Agnes answered nervously. “Well, Clayton, what are the chances that it was the same woman? I mean, for goodness sakes, there must be a million Antonias running around the world as we speak.”
“I don’t know,” Clayton said skeptically. “It just seems like too much of a coincidence to me for it to really be one.”
“Well, that’s all it can be,” Agnes said sternly as she studied her plate while she ate. “It’s not the same woman.”

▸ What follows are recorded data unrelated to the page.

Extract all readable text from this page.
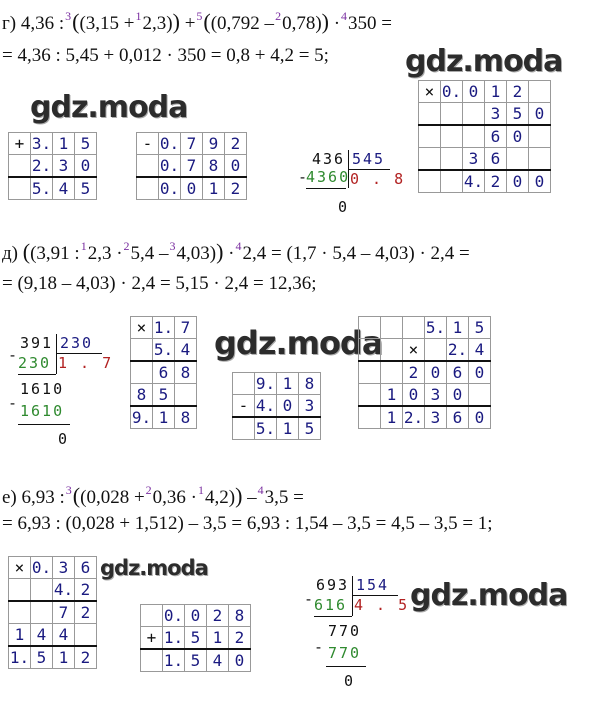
г) 4,36 :$^3$((3,15 +$^1$2,3)) +$^5$((0,792 –$^2$0,78)) ·$^4$350 =
= 4,36 : 5,45 + 0,012 · 350 = 0,8 + 4,2 = 5;	gdz.moda
gdz.moda
+	3.	1	5
	2.	3	0
	5.	4	5
-	0.	7	9	2
	0.	7	8	0
	0.	0	1	2
436 545
-
4360 0 . 8
0
×	0.	0	1	2	
			3	5	0
			6	0	
		3	6		
		4.	2	0	0
д) ((3,91 :$^1$2,3 ·$^2$5,4 –$^3$4,03)) ·$^4$2,4 = (1,7 · 5,4 – 4,03) · 2,4 =
= (9,18 – 4,03) · 2,4 = 5,15 · 2,4 = 12,36;
391 230
-
230 1 . 7
1610
- 1610
0
×	1.	7
	5.	4
	6	8
8	5	
9.	1	8
gdz.moda
	9.	1	8
-	4.	0	3
	5.	1	5
			5.	1	5
		×		2.	4
		2	0	6	0
	1	0	3	0	
	1	2.	3	6	0
е) 6,93 :$^3$((0,028 +$^2$0,36 ·$^1$4,2)) –$^4$3,5 =
= 6,93 : (0,028 + 1,512) – 3,5 = 6,93 : 1,54 – 3,5 = 4,5 – 3,5 = 1;
×	0.	3	6
		4.	2
		7	2
1	4	4	
1.	5	1	2
gdz.moda
	0.	0	2	8
+	1.	5	1	2
	1.	5	4	0
693 154
-
616 4 . 5
770
- 770
0
gdz.moda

And so Clayton understood that this would be the last word on the matter. To press it would make it all become futilely frustrating, and there was not much point he could see to going through that much angst with his mother only for it to end up being exactly what she said—a coincidence. So Clayton pushed away from the table, and just as he stood, said, “Well, I’m going to excuse myself now, if you all don’t mind. I want to take a drive around the city to get to know it again.”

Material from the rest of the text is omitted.